When we first started this blog and our son had just turned four, I had planned to show him at least some of the entire Saturday morning Sid and Marty Krofft lineup, in the order the shows were made. That got derailed. He was so frightened by Witchiepoo, Benita Bizarre, and Hoo Doo that I knew that my ever-so-gentle son would absolutely hate the Ooze family in Sigmund and the Sea Monsters.

The Kroffts’ first three antagonists, after all, are ridiculous fantasy villains. They may have a few traits in common with real-world nutcases and narcissists, but our son’s not going to have to worry about blowhards like them until he’s much older and starts paying attention to politics (HEY-OH!). But the Oozes are a dark mirror of a real family. They’re dysfunctional and horrible and, if they were to move to Blackpool, they’d prove stiff competition for Monty Python’s Most Awful Family in Britain competition, but they’re close to what a real family could become in the worst circumstances. And though hilarious stupidity rules the roost in the Ooze cave, Big Daddy’s demented cruelty and Blurp and Slurp’s unreasoning bullying would be too much for our kid at the time.

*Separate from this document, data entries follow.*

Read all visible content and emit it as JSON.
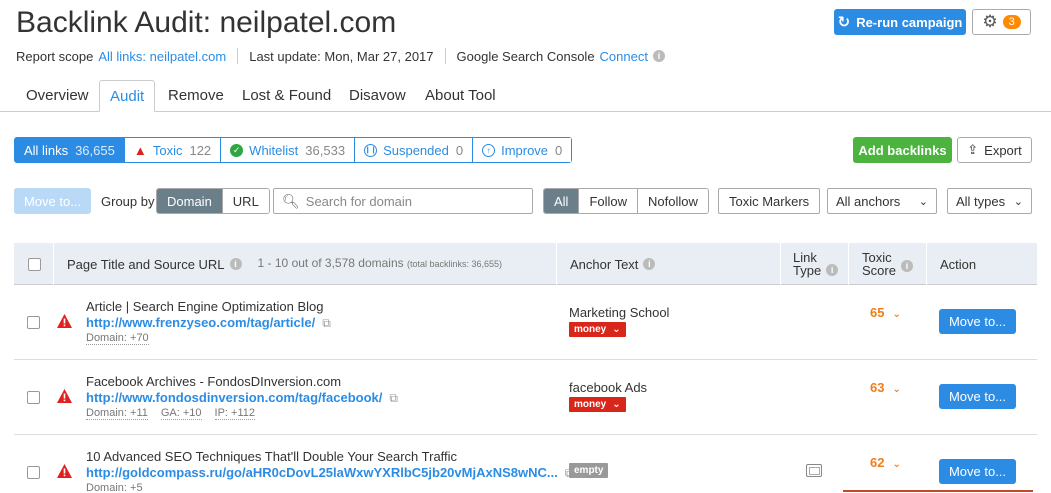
{
  "header": {
    "title": "Backlink Audit: neilpatel.com",
    "rerun_label": "Re-run campaign",
    "settings_badge": "3"
  },
  "meta": {
    "scope_label": "Report scope",
    "scope_link": "All links: neilpatel.com",
    "last_update": "Last update: Mon, Mar 27, 2017",
    "gsc_label": "Google Search Console",
    "gsc_link": "Connect"
  },
  "tabs": [
    {
      "label": "Overview"
    },
    {
      "label": "Audit",
      "active": true
    },
    {
      "label": "Remove"
    },
    {
      "label": "Lost & Found"
    },
    {
      "label": "Disavow"
    },
    {
      "label": "About Tool"
    }
  ],
  "filters": [
    {
      "label": "All links",
      "count": "36,655",
      "active": true
    },
    {
      "label": "Toxic",
      "count": "122",
      "icon": "warning-icon"
    },
    {
      "label": "Whitelist",
      "count": "36,533",
      "icon": "check-icon"
    },
    {
      "label": "Suspended",
      "count": "0",
      "icon": "pause-icon"
    },
    {
      "label": "Improve",
      "count": "0",
      "icon": "arrow-up-icon"
    }
  ],
  "actions": {
    "add_backlinks": "Add backlinks",
    "export": "Export"
  },
  "toolbar": {
    "move_to": "Move to...",
    "group_by_label": "Group by",
    "group_options": [
      "Domain",
      "URL"
    ],
    "search_placeholder": "Search for domain",
    "follow_options": [
      "All",
      "Follow",
      "Nofollow"
    ],
    "toxic_markers": "Toxic Markers",
    "anchors_select": "All anchors",
    "types_select": "All types"
  },
  "table": {
    "headers": {
      "page": "Page Title and Source URL",
      "range": "1 - 10 out of 3,578 domains",
      "total_note": "(total backlinks: 36,655)",
      "anchor": "Anchor Text",
      "link_type_1": "Link",
      "link_type_2": "Type",
      "toxic_1": "Toxic",
      "toxic_2": "Score",
      "action": "Action"
    },
    "rows": [
      {
        "title": "Article | Search Engine Optimization Blog",
        "url": "http://www.frenzyseo.com/tag/article/",
        "meta": [
          "Domain: +70"
        ],
        "anchor": "Marketing School",
        "tag": "money",
        "score": "65",
        "action": "Move to..."
      },
      {
        "title": "Facebook Archives - FondosDInversion.com",
        "url": "http://www.fondosdinversion.com/tag/facebook/",
        "meta": [
          "Domain: +11",
          "GA: +10",
          "IP: +112"
        ],
        "anchor": "facebook Ads",
        "tag": "money",
        "score": "63",
        "action": "Move to..."
      },
      {
        "title": "10 Advanced SEO Techniques That'll Double Your Search Traffic",
        "url": "http://goldcompass.ru/go/aHR0cDovL25laWxwYXRlbC5jb20vMjAxNS8wNC...",
        "meta": [
          "Domain: +5"
        ],
        "anchor": "",
        "tag": "empty",
        "score": "62",
        "action": "Move to..."
      }
    ]
  },
  "colors": {
    "accent": "#2c8ce3",
    "green": "#4bb33e",
    "toxic_red": "#d8261b",
    "score_orange": "#f07d1a",
    "badge_orange": "#ff8a00"
  }
}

He’s old enough now to see it and appreciate it as something completely unreal, even though these “family members” do their darnedest to shatter his image of how all families should be loving and safe. Last year’s pilot for the revamped Amazon series – I haven’t heard yet when it will begin broadcast, but I’m waiting! – sensibly focused much more on the human cast and never went into the caves or introduced Sigmund’s awful parents, just his two dumb brothers. So, in anticipation of the new series beginning sometime soon, I’ve picked an eleven-episode “greatest hits album” of some of this goofy show’s high points which we will watch over the next couple of months.

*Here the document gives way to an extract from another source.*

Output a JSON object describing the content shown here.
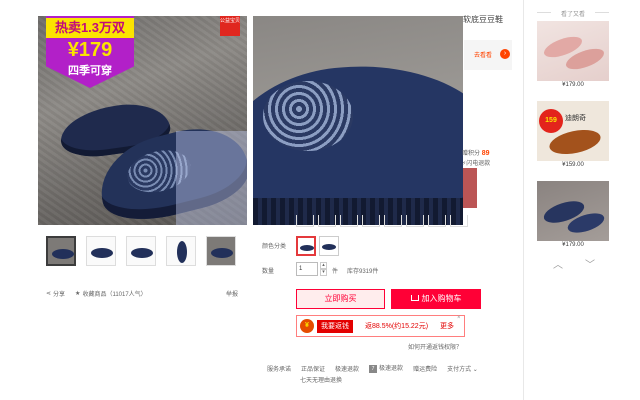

If you’ve never seen this series, it has Johnny Whitaker and Scott Kolden as two brothers who befriend the hapless and kind Sigmund (Billy Barty) after his family throws him out for incompetence. His family then has to get him back to meet the demands of a rich uncle. Johnny and Scott have to hide Sigmund from the prying eyes of their family housekeeper – Mom and Dad are eternally away – along with various neighbors and incompetent policemen.

When I was a kid, I honestly didn’t like this show at all. Seeing it again, when I was a teenager, on the Krofft Super Stars syndicated package didn’t improve matters. It wasn’t until adulthood that it finally clicked. There certainly are a number of indefensible, lousy episodes – particularly in the second season, when everybody involved with the show used up their last ideas – and nobody’s going to call this art, but at its best, it’s triumphantly funny slapstick, with Blurp and Slurp’s violence and under-their-breath grumbling devolving into clenched tentacles and the sort of physical mayhem totally absent from later seventies live-action children’s television.

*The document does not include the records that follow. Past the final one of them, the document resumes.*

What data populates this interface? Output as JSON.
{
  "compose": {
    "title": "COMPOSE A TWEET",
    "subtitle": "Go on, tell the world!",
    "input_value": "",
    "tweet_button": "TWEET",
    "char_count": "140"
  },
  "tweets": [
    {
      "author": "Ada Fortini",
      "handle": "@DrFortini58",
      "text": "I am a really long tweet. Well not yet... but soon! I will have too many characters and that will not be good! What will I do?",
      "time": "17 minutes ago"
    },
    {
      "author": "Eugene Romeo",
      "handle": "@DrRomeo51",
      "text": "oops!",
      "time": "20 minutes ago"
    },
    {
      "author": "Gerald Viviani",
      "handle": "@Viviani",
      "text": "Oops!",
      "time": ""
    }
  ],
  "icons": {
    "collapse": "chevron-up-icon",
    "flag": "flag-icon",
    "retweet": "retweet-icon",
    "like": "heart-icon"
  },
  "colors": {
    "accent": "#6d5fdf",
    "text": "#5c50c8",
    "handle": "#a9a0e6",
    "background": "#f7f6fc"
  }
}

Last night, I was still a little leery and cautious about this show, so we had a “prologue” talk about bullying and how absolutely nobody we’ve ever met is anything like the Ooze family. Perhaps I was being too cautious, but dads can be that way sometime. Tonight, we watched the first episode, which was written by the Kroffts’ veteran comedy scribe Si Rose, and he really enjoyed it. He did get antsy with worry when Blurp and Slurp chased Sigmund and the boys all around the house, but he liked all the fish-related puns and bad jokes (although he misheard one as “two shakes of a needle’s tail,” so that one doesn’t count), and of course he loved the climax, in which the two idiot monsters mistake the local sheriff’s police car for a cute, albeit standoffish girl monster.

Marie was alternately fascinated by just how much physical damage the suit actors seemed to be inflicting upon their costumes – these things had to last for seventeen episodes but they seemed to do everything to Blurp and Slurp short of setting them on fire – and by the remarkable hair shown off by Johnny Whitaker. Even accepting that it was 1973 and fourteen year-old boys had long hair then, the “random bush” on top of his head is a pretty amazingly seventies ‘do.